Finally, A Real Pro Life Bill

In Iowa Politics on February 14, 2011 at 11:15 pm

History was made in the Iowa Legislature today.

For the first time ever, real pro life legislation that might actually save babies and uphold the inalienable right to life made it out of a subcommittee in the Iowa House. HF 153, authored by State Rep. Kim Pearson and co-sponsored by 27 other Republicans, is the first “life at conception” bill to make it out of subcommittee.

The bill states:

The sovereign state of Iowa recognizes that life is valued and protected from the moment of conception, and each life, from that moment, is accorded the same rights and protections guaranteed to all persons by the Constitution of the United States, the Constitution of the State of Iowa, and the laws of this state. The Iowa Supreme Court shall not have appellate jurisdiction over the provisions of this section. This Act, being deemed of immediate importance, takes effect upon enactment. This bill establishes that the sovereign state of Iowa recognizes that life is valued and protected from the moment of conception and each life is accorded the same rights and protections guaranteed to all persons by the constitutions of the state of Iowa and the United States, and by the laws of the state. The bill also provides that the Iowa Supreme Court does not have appellate jurisdiction over the provisions of the bill.

That is perhaps the most righteously-worded piece of legislation I’ve ever read. Imagine where the fight for the sanctity of life would be in this country if we had started the battle here the day after Roe v. Wade in state legislatures all across the country with bills worded exactly like this? Instead, we spent a generation fighting on the legal positivists and baby butchers’ terms, accepting their unconstitutional and immoral premise that courts make law and then reinforcing it ourselves fighting for abortion mills regulatory reform bills that ended with the hellish phrase “and then you can kill the baby.”

Perhaps no institution in America has fought harder and longer for the sanctity of human life than has the Catholic Church, which is why it’s surprising to find that the two lobbyists at the Iowa Statehouse from the Iowa Catholic Conference are registered as “undecided” as of now on HF 153.

Not only does this bill begin with the most righteous and American premise about the sanctity of life, but its wording also asserts a dually important premise that courts don’t make law and have no authority to try and do so not granted to them by the other two branches refusing to assert their constitutional authority.

“We had absolutely riveting personal stories from two women who had had abortions,” State Rep. Pearson said. “They spoke of the physical pain of the abortion and the sound of the vacuum. Both cried out for the ‘doctors’ to stop. One woman was held down by a handful of staff. The guilt and shame of the abortions lead them down a path of further destruction (suicide attempts, drug/alcohol abuse) until they felt the forgiveness and healing from Jesus Christ. They were so brave!  When they realized that the bill had passed its first hurdle they cried and thanked the Lord.”

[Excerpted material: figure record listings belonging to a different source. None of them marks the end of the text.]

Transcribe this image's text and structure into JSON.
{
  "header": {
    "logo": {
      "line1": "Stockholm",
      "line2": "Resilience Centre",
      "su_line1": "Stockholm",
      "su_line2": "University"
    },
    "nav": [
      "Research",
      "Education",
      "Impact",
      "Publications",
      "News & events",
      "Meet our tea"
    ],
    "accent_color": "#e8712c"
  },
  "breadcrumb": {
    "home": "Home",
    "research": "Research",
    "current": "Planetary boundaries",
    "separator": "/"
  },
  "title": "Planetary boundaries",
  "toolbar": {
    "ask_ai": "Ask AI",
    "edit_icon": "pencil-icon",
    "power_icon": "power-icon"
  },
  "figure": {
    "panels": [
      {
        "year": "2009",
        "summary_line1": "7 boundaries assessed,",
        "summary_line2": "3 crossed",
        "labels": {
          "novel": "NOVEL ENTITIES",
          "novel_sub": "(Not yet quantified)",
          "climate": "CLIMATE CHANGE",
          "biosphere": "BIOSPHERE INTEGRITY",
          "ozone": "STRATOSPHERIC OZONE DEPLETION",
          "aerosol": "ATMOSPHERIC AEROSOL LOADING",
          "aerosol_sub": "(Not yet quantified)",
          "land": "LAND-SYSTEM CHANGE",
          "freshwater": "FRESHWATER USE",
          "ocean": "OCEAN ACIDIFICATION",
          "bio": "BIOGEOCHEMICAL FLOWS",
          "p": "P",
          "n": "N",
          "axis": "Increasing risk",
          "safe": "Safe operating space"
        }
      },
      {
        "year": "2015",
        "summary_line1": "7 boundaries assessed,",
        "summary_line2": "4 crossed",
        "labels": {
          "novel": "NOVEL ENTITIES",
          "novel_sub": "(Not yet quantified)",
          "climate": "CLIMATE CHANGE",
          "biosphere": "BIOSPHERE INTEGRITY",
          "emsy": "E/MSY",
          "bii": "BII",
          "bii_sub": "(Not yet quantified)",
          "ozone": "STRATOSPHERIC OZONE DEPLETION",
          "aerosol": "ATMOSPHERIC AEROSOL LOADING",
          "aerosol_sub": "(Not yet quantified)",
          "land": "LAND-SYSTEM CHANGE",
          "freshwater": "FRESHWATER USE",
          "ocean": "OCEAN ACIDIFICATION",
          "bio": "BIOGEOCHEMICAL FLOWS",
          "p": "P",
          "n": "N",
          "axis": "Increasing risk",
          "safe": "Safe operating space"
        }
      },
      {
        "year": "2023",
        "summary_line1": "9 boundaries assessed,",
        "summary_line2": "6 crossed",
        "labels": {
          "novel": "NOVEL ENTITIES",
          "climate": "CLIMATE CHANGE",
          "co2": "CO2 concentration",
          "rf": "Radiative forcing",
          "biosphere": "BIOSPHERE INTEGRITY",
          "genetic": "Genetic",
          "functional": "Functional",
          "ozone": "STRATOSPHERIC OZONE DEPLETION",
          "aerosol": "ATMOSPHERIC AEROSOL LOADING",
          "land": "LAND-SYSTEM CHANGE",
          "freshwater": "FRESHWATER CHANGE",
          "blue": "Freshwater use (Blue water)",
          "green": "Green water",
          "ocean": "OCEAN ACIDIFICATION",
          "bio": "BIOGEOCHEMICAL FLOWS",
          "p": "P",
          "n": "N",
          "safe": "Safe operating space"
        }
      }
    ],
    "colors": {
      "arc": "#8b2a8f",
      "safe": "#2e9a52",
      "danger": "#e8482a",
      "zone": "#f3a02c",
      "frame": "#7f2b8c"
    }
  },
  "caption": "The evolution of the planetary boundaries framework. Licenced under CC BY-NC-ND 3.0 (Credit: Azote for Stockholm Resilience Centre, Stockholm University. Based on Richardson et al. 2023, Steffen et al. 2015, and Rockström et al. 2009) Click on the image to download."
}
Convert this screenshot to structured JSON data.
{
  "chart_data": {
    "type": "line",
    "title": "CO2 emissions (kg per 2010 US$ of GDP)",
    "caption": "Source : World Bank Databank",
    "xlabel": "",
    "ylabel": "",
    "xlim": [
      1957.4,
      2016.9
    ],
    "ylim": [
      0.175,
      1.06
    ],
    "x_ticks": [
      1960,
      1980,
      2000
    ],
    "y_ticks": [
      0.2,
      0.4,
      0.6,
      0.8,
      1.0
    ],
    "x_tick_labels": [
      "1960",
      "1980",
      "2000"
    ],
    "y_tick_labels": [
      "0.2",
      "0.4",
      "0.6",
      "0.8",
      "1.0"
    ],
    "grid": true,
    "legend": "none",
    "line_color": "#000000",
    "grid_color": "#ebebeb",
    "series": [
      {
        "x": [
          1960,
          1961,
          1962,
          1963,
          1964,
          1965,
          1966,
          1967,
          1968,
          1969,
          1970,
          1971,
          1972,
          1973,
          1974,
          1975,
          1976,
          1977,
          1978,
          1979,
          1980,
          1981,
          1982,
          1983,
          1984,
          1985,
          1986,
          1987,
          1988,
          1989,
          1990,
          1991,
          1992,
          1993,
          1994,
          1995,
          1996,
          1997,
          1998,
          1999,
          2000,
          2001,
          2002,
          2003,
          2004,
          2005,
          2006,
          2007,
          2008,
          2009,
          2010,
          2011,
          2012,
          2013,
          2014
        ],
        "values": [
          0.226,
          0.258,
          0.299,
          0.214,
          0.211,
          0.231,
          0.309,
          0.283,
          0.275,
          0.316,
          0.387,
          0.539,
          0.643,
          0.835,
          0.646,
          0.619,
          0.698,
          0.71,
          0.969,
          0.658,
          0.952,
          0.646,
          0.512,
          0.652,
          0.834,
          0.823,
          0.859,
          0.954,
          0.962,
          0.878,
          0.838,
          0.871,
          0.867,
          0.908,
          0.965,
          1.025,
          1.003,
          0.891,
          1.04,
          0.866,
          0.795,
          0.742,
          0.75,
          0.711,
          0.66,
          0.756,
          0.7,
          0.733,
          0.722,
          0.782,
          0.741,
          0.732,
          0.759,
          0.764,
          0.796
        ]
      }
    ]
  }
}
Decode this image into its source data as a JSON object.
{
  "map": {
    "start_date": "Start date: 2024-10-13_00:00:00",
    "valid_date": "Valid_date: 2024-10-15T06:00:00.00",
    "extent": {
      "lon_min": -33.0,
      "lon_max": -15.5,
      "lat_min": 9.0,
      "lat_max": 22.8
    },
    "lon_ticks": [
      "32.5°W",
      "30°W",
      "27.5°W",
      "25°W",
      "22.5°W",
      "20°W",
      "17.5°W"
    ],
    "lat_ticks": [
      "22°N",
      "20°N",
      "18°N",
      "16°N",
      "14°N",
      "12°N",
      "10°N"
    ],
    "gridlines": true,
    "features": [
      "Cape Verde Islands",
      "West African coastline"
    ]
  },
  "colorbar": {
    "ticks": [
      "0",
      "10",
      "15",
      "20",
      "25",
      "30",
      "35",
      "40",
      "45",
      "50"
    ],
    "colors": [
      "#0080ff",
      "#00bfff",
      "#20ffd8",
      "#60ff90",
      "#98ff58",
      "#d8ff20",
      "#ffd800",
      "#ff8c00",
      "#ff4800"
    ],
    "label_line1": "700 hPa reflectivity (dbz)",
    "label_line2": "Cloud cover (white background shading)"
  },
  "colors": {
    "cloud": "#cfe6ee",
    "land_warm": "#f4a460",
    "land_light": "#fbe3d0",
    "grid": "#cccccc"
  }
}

Opposing the bill in subcommittee was Democrat State Rep. Beth Wessel-Kroeschell. Republican State Rep. David Heaton was the deciding vote that sent HF 153 to the full 21-member Iowa House Human Resources Committee. A majority of that committee’s members must approve of the personhood measure before it can be voted upon for passage out of the Iowa House and sent to the Democrat-controlled State Senate.

Neither of Iowa’s twin governors, Terry Branstad and Mike Gronstal, has indicated whether or not they would allow the legislation to move forward should it pass the Iowa House. Hopefully the language limiting the jurisdiction of the Iowa Supreme Court found in the bill will become a mainstay in all legislation made by those attempting to restore America’s constitutional and natural law foundations.

  1. I like that part where the bill removed the “Judicial Review” from the legislation. That should be incorporated into EVERY bill. Since Judicial Review is NOT in the Constitution anyway and it was a power the Courts gave themselves in 1803 in Marbury vs Madison. (Although some States have given their state courts such powers in their state Constitutions.)

  2. What is the use of having a majority if you can’t get what you want through? Give the State Senators a chance to fight over details, and put them on notice to live up to their platform and the party beliefs. To paraphrase Patton, let the other man have a chance to die for beliefs or at least judged for them by man or God.